Alguém com este tipo de indiferença diante de um ser humano que passa por necessidades físicas ou por uma situação de lamento, precisa ser imoral para seguir com sua indiferença, ou seja, alguém que sabe o que é certo ou errado, mas prefere ignorar o que sabe.


Indiferença como sentimento de superioridade

E por último, há a indiferença como sentimento de superioridade, algo que é comum de se observar. A pessoa reage com desdém, desprezo, menosprezo ou descaso para provar sua superioridade ou para fazer o outro se sentir inferior. Ou então, encara uma circunstância como se estivesse acima dela. Ignora uma pessoa ou sua situação, com um intuito consciente ou inconsciente de reclamar que não está no mesmo patamar. Este não é o tipo mais puro de indiferença, pois vem mesclado com conotações de orgulho e vaidade e envolve certa reflexão e oscilação diante do objeto ou circunstância percebida.

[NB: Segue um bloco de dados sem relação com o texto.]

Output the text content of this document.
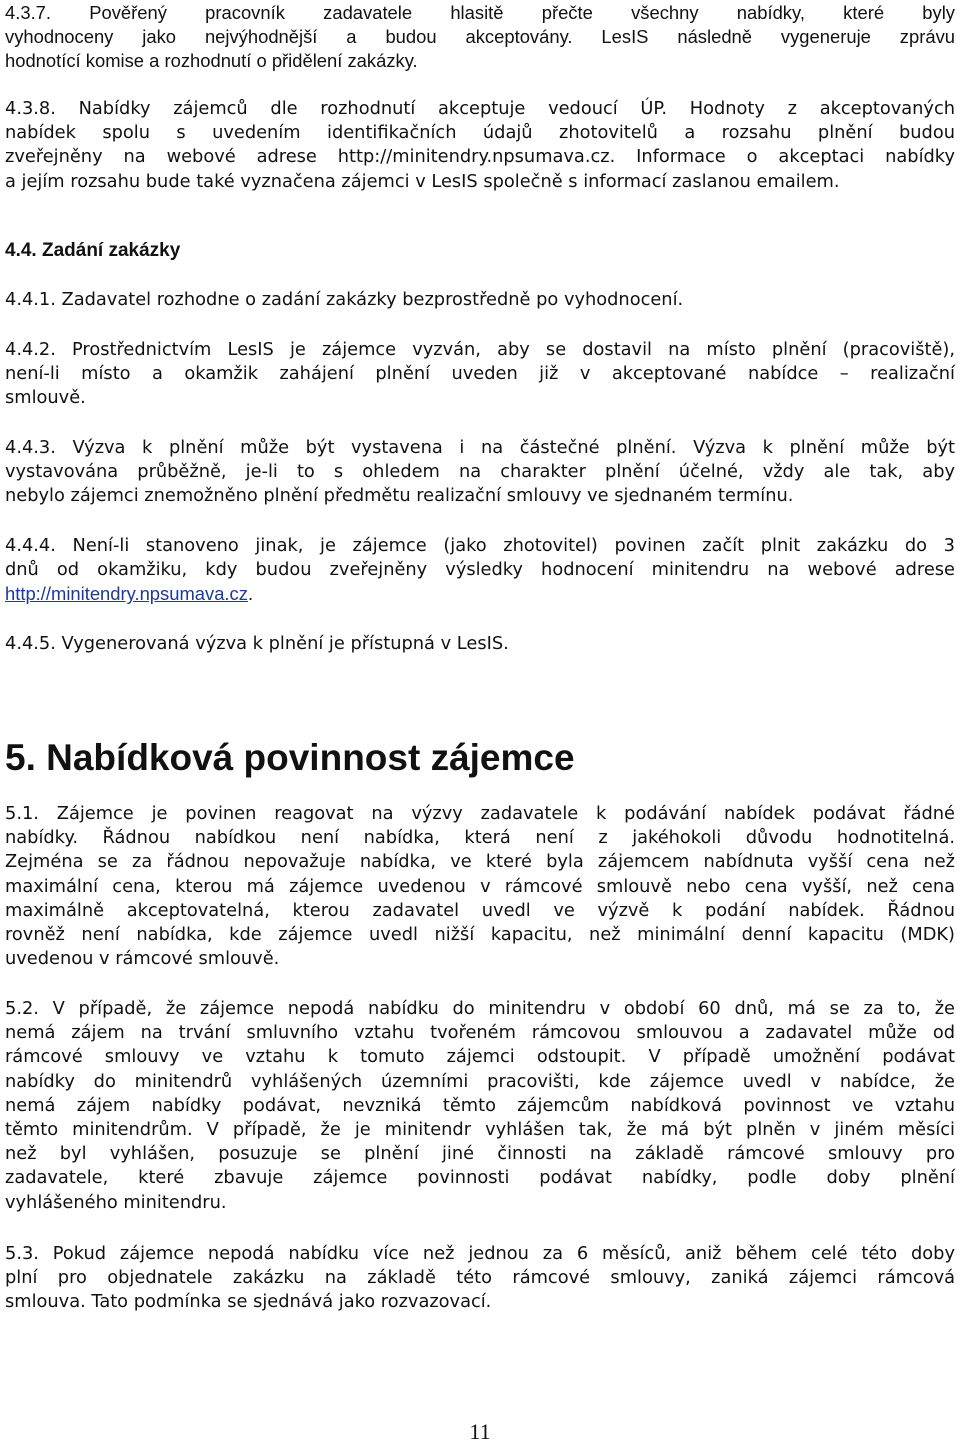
4.3.7. Pověřený pracovník zadavatele hlasitě přečte všechny nabídky, které byly
vyhodnoceny jako nejvýhodnější a budou akceptovány. LesIS následně vygeneruje zprávu
hodnotící komise a rozhodnutí o přidělení zakázky.
4.3.8. Nabídky zájemců dle rozhodnutí akceptuje vedoucí ÚP. Hodnoty z akceptovaných
nabídek spolu s uvedením identifikačních údajů zhotovitelů a rozsahu plnění budou
zveřejněny na webové adrese http://minitendry.npsumava.cz. Informace o akceptaci nabídky
a jejím rozsahu bude také vyznačena zájemci v LesIS společně s informací zaslanou emailem.
4.4. Zadání zakázky
4.4.1. Zadavatel rozhodne o zadání zakázky bezprostředně po vyhodnocení.
4.4.2. Prostřednictvím LesIS je zájemce vyzván, aby se dostavil na místo plnění (pracoviště),
není-li místo a okamžik zahájení plnění uveden již v akceptované nabídce – realizační
smlouvě.
4.4.3. Výzva k plnění může být vystavena i na částečné plnění. Výzva k plnění může být
vystavována průběžně, je-li to s ohledem na charakter plnění účelné, vždy ale tak, aby
nebylo zájemci znemožněno plnění předmětu realizační smlouvy ve sjednaném termínu.
4.4.4. Není-li stanoveno jinak, je zájemce (jako zhotovitel) povinen začít plnit zakázku do 3
dnů od okamžiku, kdy budou zveřejněny výsledky hodnocení minitendru na webové adrese
http://minitendry.npsumava.cz.
4.4.5. Vygenerovaná výzva k plnění je přístupná v LesIS.
5. Nabídková povinnost zájemce
5.1. Zájemce je povinen reagovat na výzvy zadavatele k podávání nabídek podávat řádné
nabídky. Řádnou nabídkou není nabídka, která není z jakéhokoli důvodu hodnotitelná.
Zejména se za řádnou nepovažuje nabídka, ve které byla zájemcem nabídnuta vyšší cena než
maximální cena, kterou má zájemce uvedenou v rámcové smlouvě nebo cena vyšší, než cena
maximálně akceptovatelná, kterou zadavatel uvedl ve výzvě k podání nabídek. Řádnou
rovněž není nabídka, kde zájemce uvedl nižší kapacitu, než minimální denní kapacitu (MDK)
uvedenou v rámcové smlouvě.
5.2. V případě, že zájemce nepodá nabídku do minitendru v období 60 dnů, má se za to, že
nemá zájem na trvání smluvního vztahu tvořeném rámcovou smlouvou a zadavatel může od
rámcové smlouvy ve vztahu k tomuto zájemci odstoupit. V případě umožnění podávat
nabídky do minitendrů vyhlášených územními pracovišti, kde zájemce uvedl v nabídce, že
nemá zájem nabídky podávat, nevzniká těmto zájemcům nabídková povinnost ve vztahu
těmto minitendrům. V případě, že je minitendr vyhlášen tak, že má být plněn v jiném měsíci
než byl vyhlášen, posuzuje se plnění jiné činnosti na základě rámcové smlouvy pro
zadavatele, které zbavuje zájemce povinnosti podávat nabídky, podle doby plnění
vyhlášeného minitendru.
5.3. Pokud zájemce nepodá nabídku více než jednou za 6 měsíců, aniž během celé této doby
plní pro objednatele zakázku na základě této rámcové smlouvy, zaniká zájemci rámcová
smlouva. Tato podmínka se sjednává jako rozvazovací.
11
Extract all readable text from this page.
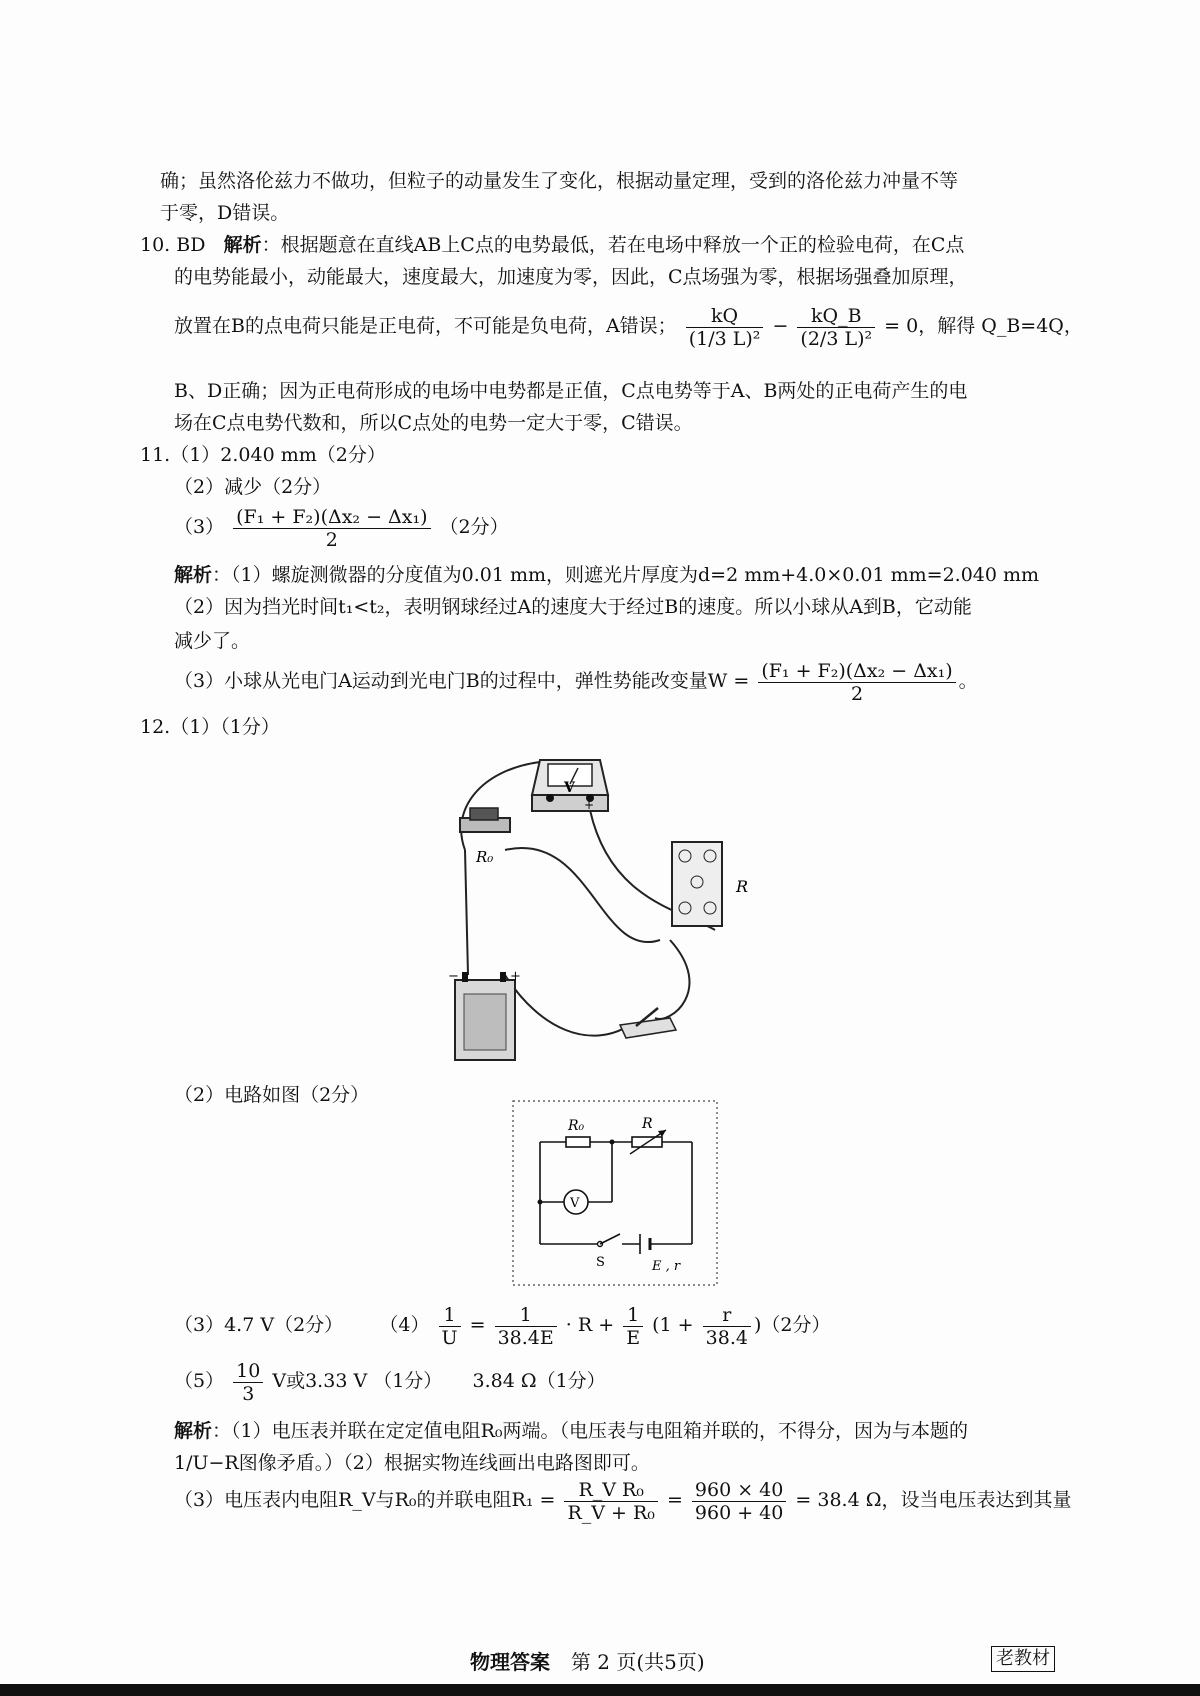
确；虽然洛伦兹力不做功，但粒子的动量发生了变化，根据动量定理，受到的洛伦兹力冲量不等
于零，D错误。
10. BD 解析：根据题意在直线AB上C点的电势最低，若在电场中释放一个正的检验电荷，在C点
的电势能最小，动能最大，速度最大，加速度为零，因此，C点场强为零，根据场强叠加原理，
放置在B的点电荷只能是正电荷，不可能是负电荷，A错误； $\frac{kQ}{\text{(1/3 L)²}} - \frac{kQ\_B}{\text{(2/3 L)²}} = 0$，解得 Q_B=4Q，
B、D正确；因为正电荷形成的电场中电势都是正值，C点电势等于A、B两处的正电荷产生的电
场在C点电势代数和，所以C点处的电势一定大于零，C错误。
11.（1）2.040 mm（2分）
（2）减少（2分）
$(3) \frac{\text{(F₁ + F₂)(Δx₂ − Δx₁)}}{2} (2$分）
解析：（1）螺旋测微器的分度值为0.01 mm，则遮光片厚度为d=2 mm+4.0×0.01 mm=2.040 mm
（2）因为挡光时间t₁<t₂，表明钢球经过A的速度大于经过B的速度。所以小球从A到B，它动能
减少了。
（3）小球从光电门A运动到光电门B的过程中，弹性势能改变量$W = \frac{\text{(F₁ + F₂)(Δx₂ − Δx₁)}}{2}$ 。
12.（1）（1分）
V
+
R₀
R
−	+
（2）电路如图（2分）
R₀	R
V
S	E , r
（3）4.7 V（2分） $(4) \frac{1}{U} = \frac{1}{38.4E} \cdot R + \frac{1}{E} (1 + \frac{r}{38.4} )(2$分）
$(5) \frac{10}{3}$ V或3.33 V （1分） 3.84 Ω（1分）
解析：（1）电压表并联在定定值电阻R₀两端。（电压表与电阻箱并联的，不得分，因为与本题的
1/U−R图像矛盾。）（2）根据实物连线画出电路图即可。
（3）电压表内电阻R_V与R₀的并联电阻$R_1 = \frac{\text{R\_V R₀}}{\text{R\_V + R₀}} = \frac{960 \times 40}{960 + 40} = 38.4$ Ω，设当电压表达到其量
物理答案 第 2 页(共5页)	老教材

Pode-se praticar a indiferença?

No primeiro caso, o da apatia, seria uma prática inconsciente. Somente um observador seria capaz de detectar a postura indiferente do "praticante", já que a percepção do objeto não lhe faz sequer "cócegas" no consciente. É esse tipo de indiferença, talvez, mais puro, que atribui, mesmo que inconscientemente, um valor nulo ao objeto para o qual sua indiferença aponta. Para este, o objeto de sua indiferença é realmente "sem valor".


Já o segundo tipo, seja na sua versão passiva ou ativa, temos uma espécie de prática, já que há percepção e determinado nível de reflexão sobre o objeto, ou seja, há reação. O mesmo para o terceiro tipo de indiferença abordado. Em todos estes, há valor no objeto para o sujeito, valor este que, seja positivo ou negativo, gerou algum tipo de resposta, seja a mera noção de repulsa ou a prática deliberada dela.


Concluindo

Pode-se dizer que muito do que se vê em nossa sociedade em relação à falta de empatia para com os problemas sociais é, na verdade, uma indiferença do segundo ou do terceiro tipo, ou talvez, até mesmo uma pseudo-indiferença. Nela o indivíduo está consciente do valor do outro, mas prefere contorná-lo ou se vê em um patamar superior. Ou seja, atua de certa forma com imoralidade perante uma situação em que poderia contribuir para melhorar. É claro que, este tipo de atitude está sendo explicada em dimensões generalizadas, e somente a especificidade do indivíduo e da situação em que atua, seriam definitivas para avaliar seu comportamento como indiferente ou não. É bastante improvável dizer se há condições de se comportar com absoluta indiferença "em relação a". Há de se dizer que também existe a boa indiferença. Mas isso já é assunto para outro artigo.